Dr. Sahoo’s research focus is on large-scale Boolean analysis of biological systems. His background in the formal analysis of large digital systems not only provides unique interpretation and simplification of complex biological systems, but also permits large-scale integration of information from multiple data sources. Recent advances in high-throughput technologies have enabled collection of immense amounts of biological data. DNA microarray and sequencing technology are used to quantify the amount of mRNA (called gene expression) for thousands of genes in parallel in a single biological experiment. Datasets are then assembled which contain such information from hundreds or thousands of different individual samples. While traditional computational approaches have limited applications because of scalability and noise reduction issues, Dr. Sahoo has demonstrated that discrete characterization of gene expression enables large-scale analysis of this high throughput microarray datasets that greatly reduces the noise.

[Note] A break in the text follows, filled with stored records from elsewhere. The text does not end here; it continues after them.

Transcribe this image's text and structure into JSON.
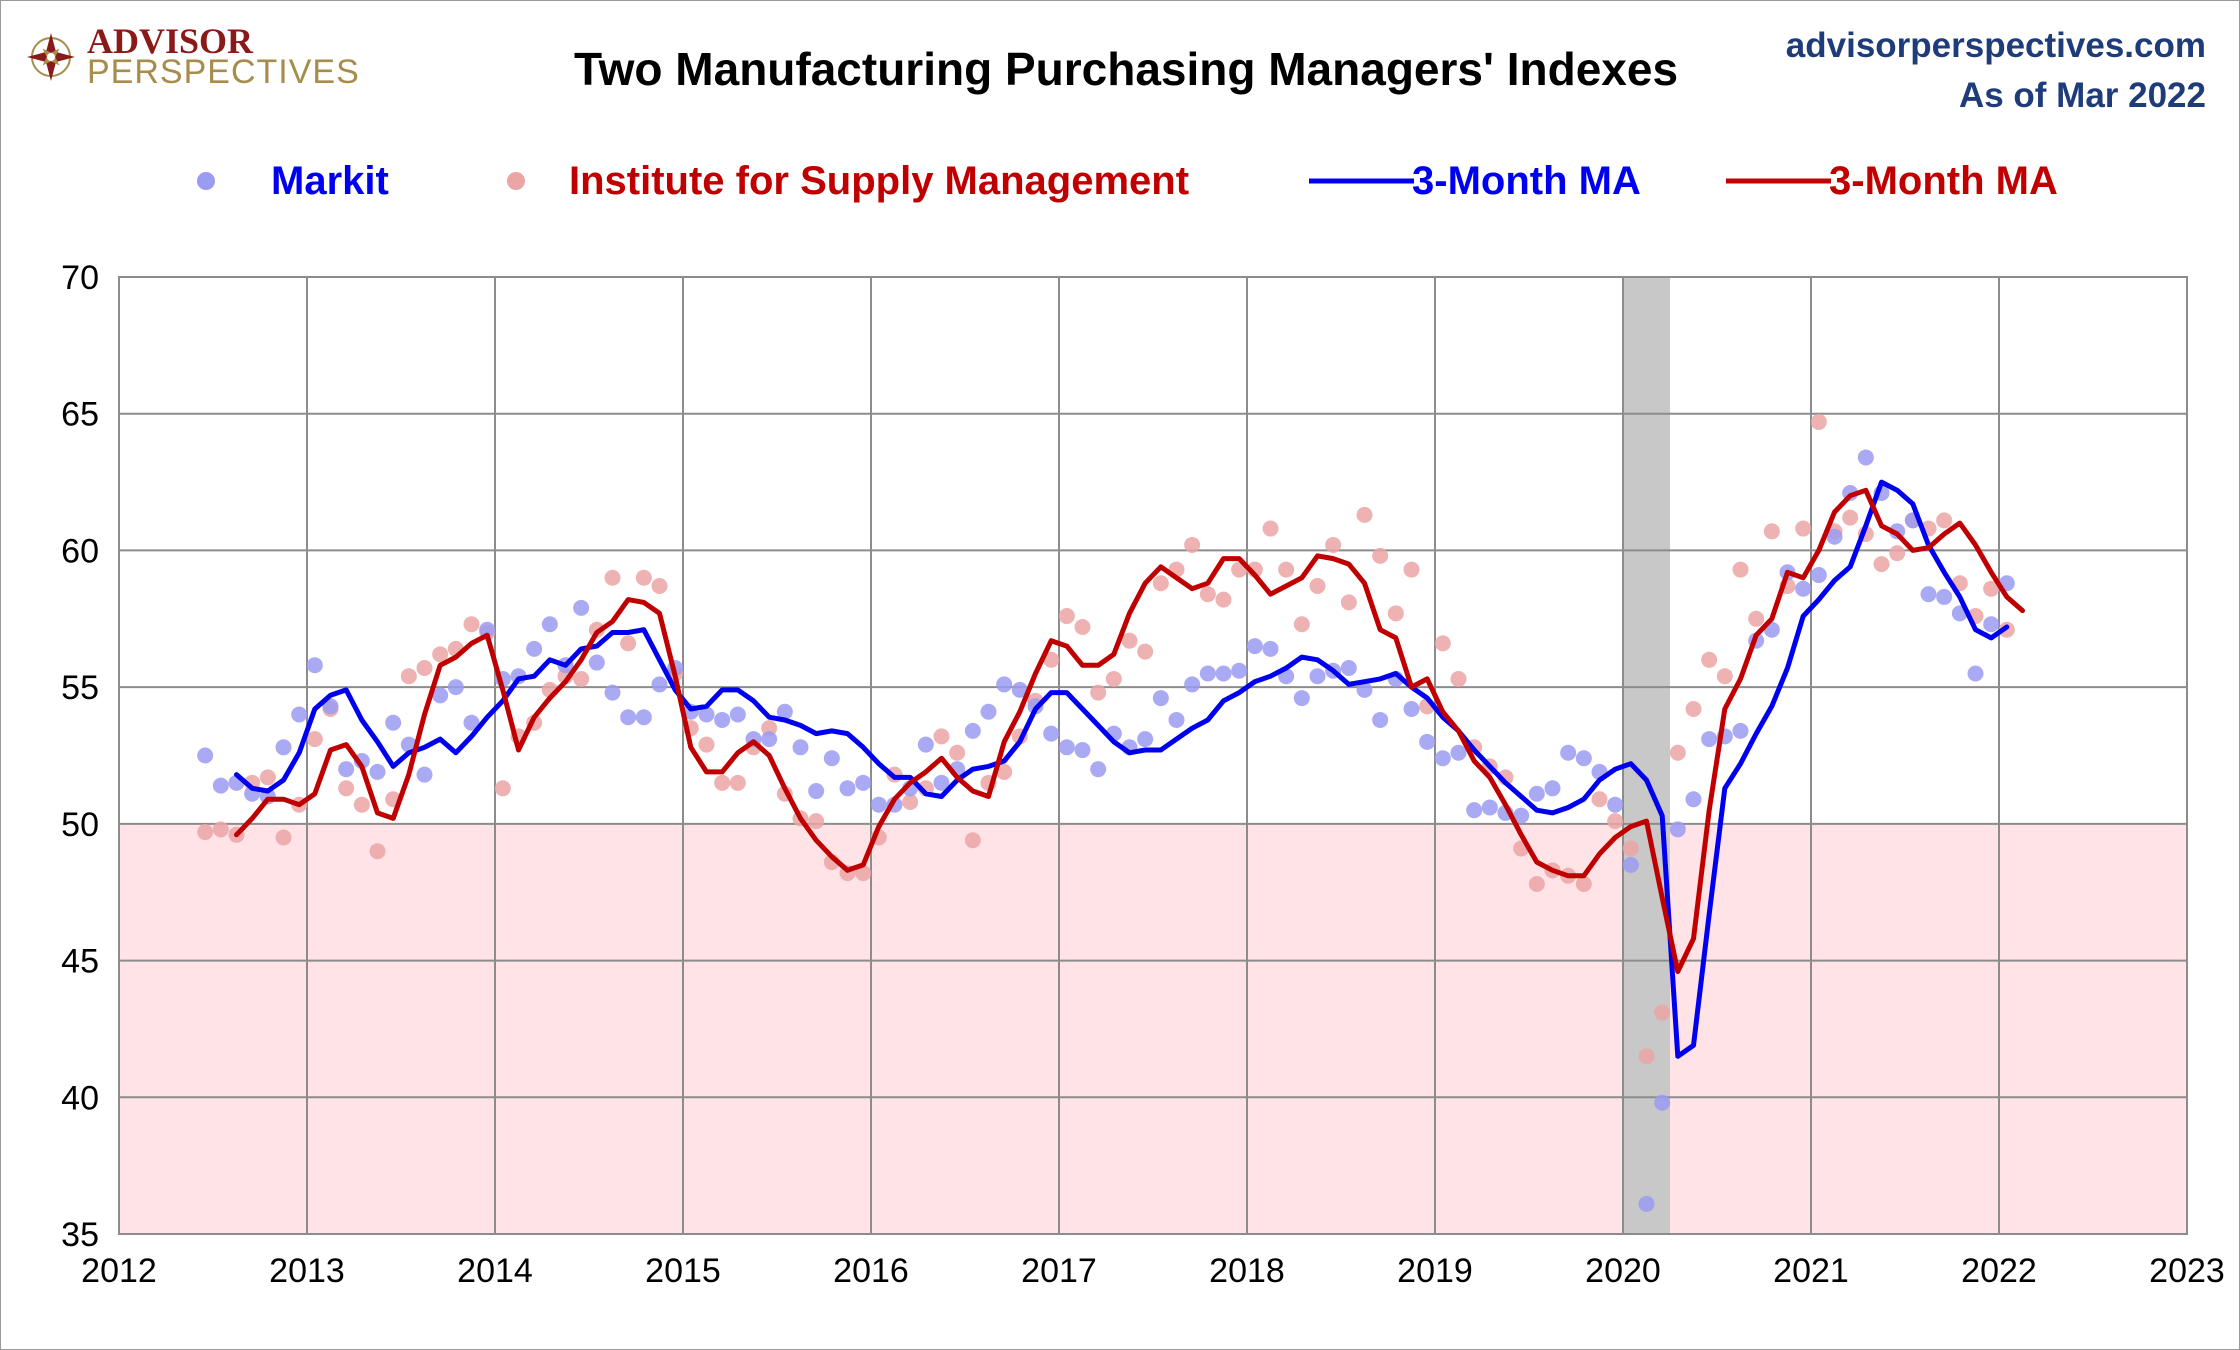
{
  "branding": {
    "logo_line1": "ADVISOR",
    "logo_line2": "PERSPECTIVES",
    "site": "advisorperspectives.com",
    "as_of": "As of Mar 2022"
  },
  "colors": {
    "markit_dot": "#9b9bf2",
    "ism_dot": "#eba5a5",
    "markit_line": "#0000f0",
    "ism_line": "#c00000",
    "below50_band": "#ffe3e6",
    "recession": "#c8c8c8",
    "grid": "#8c8c8c",
    "site_text": "#1f3c7a",
    "logo_gold": "#a78d4c",
    "logo_red": "#8a1a1a"
  },
  "chart_data": {
    "type": "scatter",
    "title": "Two Manufacturing Purchasing Managers' Indexes",
    "xlim": [
      2012,
      2023
    ],
    "ylim": [
      35,
      70
    ],
    "xticks": [
      "2012",
      "2013",
      "2014",
      "2015",
      "2016",
      "2017",
      "2018",
      "2019",
      "2020",
      "2021",
      "2022",
      "2023"
    ],
    "yticks": [
      "70",
      "65",
      "60",
      "55",
      "50",
      "45",
      "40",
      "35"
    ],
    "grid": true,
    "legend_placement": "top",
    "shaded_below": 50,
    "recession": [
      2020.0,
      2020.25
    ],
    "legend": [
      {
        "label": "Markit",
        "kind": "dot",
        "color_key": "markit_dot",
        "text_color": "markit_line"
      },
      {
        "label": "Institute for Supply Management",
        "kind": "dot",
        "color_key": "ism_dot",
        "text_color": "ism_line"
      },
      {
        "label": "3-Month MA",
        "kind": "line",
        "color_key": "markit_line",
        "text_color": "markit_line"
      },
      {
        "label": "3-Month MA",
        "kind": "line",
        "color_key": "ism_line",
        "text_color": "ism_line"
      }
    ],
    "start": "2012-06",
    "series": [
      {
        "name": "Markit",
        "kind": "dots",
        "color_key": "markit_dot",
        "values": [
          52.5,
          51.4,
          51.5,
          51.1,
          51.0,
          52.8,
          54.0,
          55.8,
          54.3,
          52.0,
          52.3,
          51.9,
          53.7,
          52.9,
          51.8,
          54.7,
          55.0,
          53.7,
          57.1,
          55.3,
          55.4,
          56.4,
          57.3,
          55.8,
          57.9,
          55.9,
          54.8,
          53.9,
          53.9,
          55.1,
          55.7,
          54.1,
          54.0,
          53.8,
          54.0,
          53.1,
          53.1,
          54.1,
          52.8,
          51.2,
          52.4,
          51.3,
          51.5,
          50.7,
          50.7,
          51.3,
          52.9,
          51.5,
          52.0,
          53.4,
          54.1,
          55.1,
          54.9,
          54.3,
          53.3,
          52.8,
          52.7,
          52.0,
          53.3,
          52.8,
          53.1,
          54.6,
          53.8,
          55.1,
          55.5,
          55.5,
          55.6,
          56.5,
          56.4,
          55.4,
          54.6,
          55.4,
          55.6,
          55.7,
          54.9,
          53.8,
          55.3,
          54.2,
          53.0,
          52.4,
          52.6,
          50.5,
          50.6,
          50.4,
          50.3,
          51.1,
          51.3,
          52.6,
          52.4,
          51.9,
          50.7,
          48.5,
          36.1,
          39.8,
          49.8,
          50.9,
          53.1,
          53.2,
          53.4,
          56.7,
          57.1,
          59.2,
          58.6,
          59.1,
          60.5,
          62.1,
          63.4,
          62.1,
          60.7,
          61.1,
          58.4,
          58.3,
          57.7,
          55.5,
          57.3,
          58.8
        ]
      },
      {
        "name": "Institute for Supply Management",
        "kind": "dots",
        "color_key": "ism_dot",
        "values": [
          49.7,
          49.8,
          49.6,
          51.5,
          51.7,
          49.5,
          50.7,
          53.1,
          54.2,
          51.3,
          50.7,
          49.0,
          50.9,
          55.4,
          55.7,
          56.2,
          56.4,
          57.3,
          57.0,
          51.3,
          53.2,
          53.7,
          54.9,
          55.4,
          55.3,
          57.1,
          59.0,
          56.6,
          59.0,
          58.7,
          55.5,
          53.5,
          52.9,
          51.5,
          51.5,
          52.8,
          53.5,
          51.1,
          50.2,
          50.1,
          48.6,
          48.2,
          48.2,
          49.5,
          51.8,
          50.8,
          51.3,
          53.2,
          52.6,
          49.4,
          51.5,
          51.9,
          53.2,
          54.5,
          56.0,
          57.6,
          57.2,
          54.8,
          55.3,
          56.7,
          56.3,
          58.8,
          59.3,
          60.2,
          58.4,
          58.2,
          59.3,
          59.3,
          60.8,
          59.3,
          57.3,
          58.7,
          60.2,
          58.1,
          61.3,
          59.8,
          57.7,
          59.3,
          54.3,
          56.6,
          55.3,
          52.8,
          52.1,
          51.7,
          49.1,
          47.8,
          48.3,
          48.1,
          47.8,
          50.9,
          50.1,
          49.1,
          41.5,
          43.1,
          52.6,
          54.2,
          56.0,
          55.4,
          59.3,
          57.5,
          60.7,
          58.7,
          60.8,
          64.7,
          60.7,
          61.2,
          60.6,
          59.5,
          59.9,
          61.1,
          60.8,
          61.1,
          58.8,
          57.6,
          58.6,
          57.1
        ]
      },
      {
        "name": "Markit 3-Month MA",
        "kind": "line",
        "color_key": "markit_line",
        "values": [
          null,
          null,
          51.8,
          51.3,
          51.2,
          51.6,
          52.6,
          54.2,
          54.7,
          54.9,
          53.8,
          53.0,
          52.1,
          52.6,
          52.8,
          53.1,
          52.6,
          53.2,
          53.9,
          54.5,
          55.3,
          55.4,
          56.0,
          55.8,
          56.4,
          56.5,
          57.0,
          57.0,
          57.1,
          56.0,
          54.9,
          54.2,
          54.3,
          54.9,
          54.9,
          54.5,
          53.9,
          53.8,
          53.6,
          53.3,
          53.4,
          53.3,
          52.8,
          52.2,
          51.7,
          51.7,
          51.1,
          51.0,
          51.6,
          52.0,
          52.1,
          52.3,
          53.0,
          54.2,
          54.8,
          54.8,
          54.2,
          53.6,
          53.0,
          52.6,
          52.7,
          52.7,
          53.1,
          53.5,
          53.8,
          54.5,
          54.8,
          55.2,
          55.4,
          55.7,
          56.1,
          56.0,
          55.6,
          55.1,
          55.2,
          55.3,
          55.5,
          55.0,
          54.6,
          53.9,
          53.4,
          52.7,
          52.1,
          51.5,
          51.0,
          50.5,
          50.4,
          50.6,
          50.9,
          51.6,
          52.0,
          52.2,
          51.6,
          50.3,
          41.5,
          41.9,
          46.7,
          51.3,
          52.2,
          53.3,
          54.3,
          55.7,
          57.6,
          58.2,
          58.9,
          59.4,
          60.9,
          62.5,
          62.2,
          61.7,
          60.2,
          59.2,
          58.3,
          57.1,
          56.8,
          57.2
        ]
      },
      {
        "name": "ISM 3-Month MA",
        "kind": "line",
        "color_key": "ism_line",
        "values": [
          null,
          null,
          49.6,
          50.2,
          50.9,
          50.9,
          50.7,
          51.1,
          52.7,
          52.9,
          52.1,
          50.4,
          50.2,
          51.8,
          54.0,
          55.8,
          56.1,
          56.6,
          56.9,
          54.9,
          52.7,
          53.9,
          54.6,
          55.2,
          56.0,
          57.0,
          57.4,
          58.2,
          58.1,
          57.7,
          55.4,
          52.8,
          51.9,
          51.9,
          52.6,
          53.0,
          52.5,
          51.3,
          50.2,
          49.4,
          48.8,
          48.3,
          48.5,
          49.9,
          50.9,
          51.5,
          51.9,
          52.4,
          51.7,
          51.2,
          51.0,
          53.0,
          54.1,
          55.5,
          56.7,
          56.5,
          55.8,
          55.8,
          56.2,
          57.7,
          58.8,
          59.4,
          59.0,
          58.6,
          58.8,
          59.7,
          59.7,
          59.1,
          58.4,
          58.7,
          59.0,
          59.8,
          59.7,
          59.5,
          58.8,
          57.1,
          56.8,
          55.0,
          55.3,
          54.1,
          53.4,
          52.3,
          51.7,
          50.7,
          49.6,
          48.6,
          48.3,
          48.1,
          48.1,
          48.9,
          49.5,
          49.9,
          50.1,
          47.3,
          44.6,
          45.8,
          50.5,
          54.2,
          55.3,
          56.9,
          57.5,
          59.2,
          59.0,
          60.0,
          61.4,
          62.0,
          62.2,
          60.9,
          60.6,
          60.0,
          60.1,
          60.6,
          61.0,
          60.2,
          59.2,
          58.3,
          57.8
        ]
      }
    ]
  }
}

Dr. Sahoo’s work fundamentally change the way people think about discovering critical genes that determine cell fate and neoplastic potential. Dr. Sahoo’s MiDReG tool successfully predicted B cell precursor genes (Sahoo et al. PNAS 2010) and identified a new precursor for B and T cells (Inlay, Bhattacharya, Sahoo et al. Genes Dev 2009). Dr. Sahoo’s Boolean approach have been used to simultaneously identify markers of stem and progenitor cells and prognostic biomarkers in human bladder cancer (Volkmer, Sahoo, Chin et al. PNAS 2012), colon cancer (Dalerba, Kalisky, Sahoo et al. Nat Biotech 2011; Dalerba, Sahoo et al. NEJM 2016), and prostate cancer (Sahoo et al. Oncotarget 2018). These studies elucidate differentiation hierarchy that are preserved in both normal and cancer tissues.